Enfin, en 2009 le procès des Khmers Rouges s’ouvre ! Les 5 principaux acteurs du génocide seront jugés. 5 personnes seulement, mais le gouvernement actuel ne veut pas remuer le couteau dans la plaie par crainte d’un éveil de l’instabilité. La communauté internationale ne bronche pas, bien consciente de ses propres torts, avoir préféré soutenir le régime khmer que le régime pro-vietnamien…

1975-1978…

Avoir 20 ans en 75, 58 aujourd’hui.

Se balader dans les rues de Phnom Penh ou partout ailleurs dans le Cambodge c’est faire face et regarder droit dans les yeux ceux qui ont vécu ce génocide sans savoir qui de l’un ou de l’autre a été victime ou bourreau.
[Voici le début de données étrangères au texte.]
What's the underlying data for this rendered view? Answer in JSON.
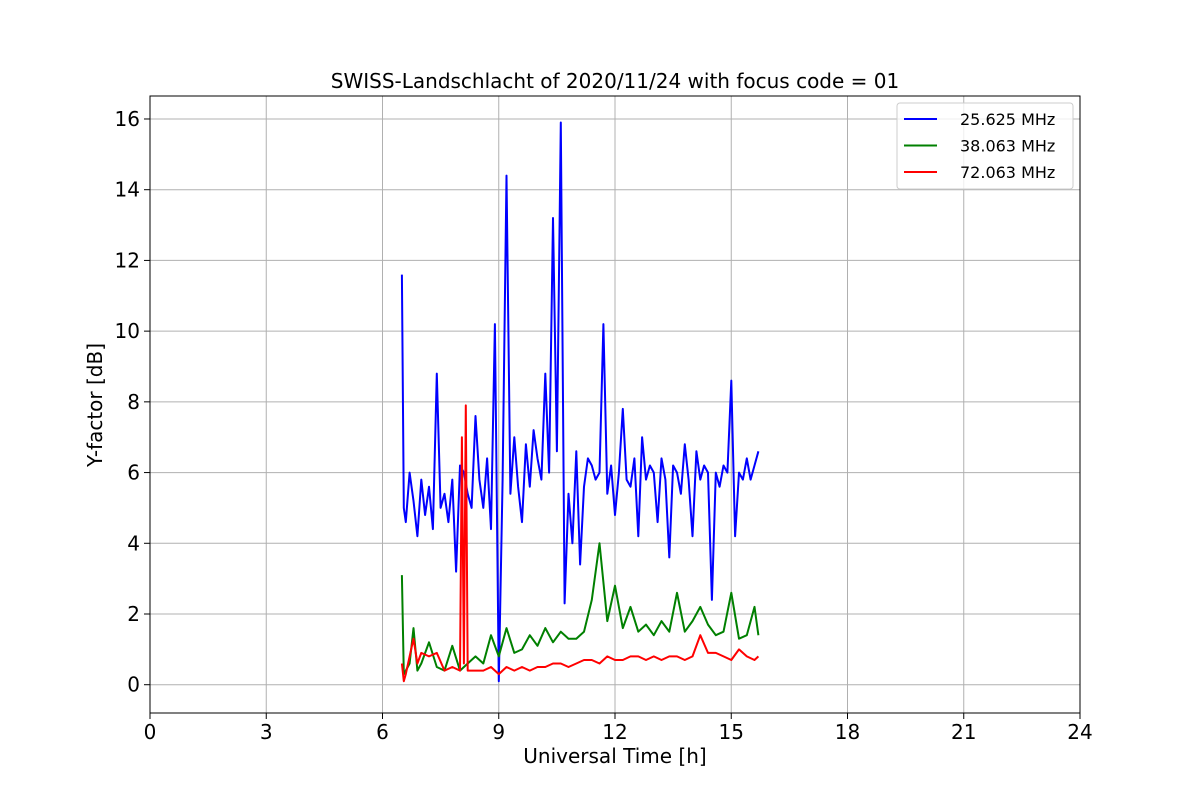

En 2013, le régime cambodgien est encore autoritaire et ceux qui tentent de s’opposer au gouvernement en place le payent souvent de leur liberté. Corruption, expropriations forcées, impunité, confiscations sont monnaies courantes dans le pays. Il est absolument incroyable de constater l’indécence avec laquelle s’affichent les hommes politiques et gros industriels du pays devant ceux qui ne possèdent même pas un toit pour s’abriter. A Phnom Penh se côtoient dans la plus grande indifférence les grands bourgeois au volant de leur Range Rover flambant neuf, certainement enrichis par la corruption, et la population rurale appauvrie par la société (soit 80 % de la population totale).

Au total, 1/3 de la population vit sous le seuil de pauvreté. Les 1 milliard de dollars de l’aide internationale qui représentent à eux seuls 10 % du PIB du pays ne suffisent malheureusement pas à éradiquer la pauvreté.

Néanmoins la situation s’est nettement améliorée, l’économie du Cambodge s’est en effet imposée comme l’une des plus dynamique de la région. Toutefois le pays reste l’un des plus pauvres du monde.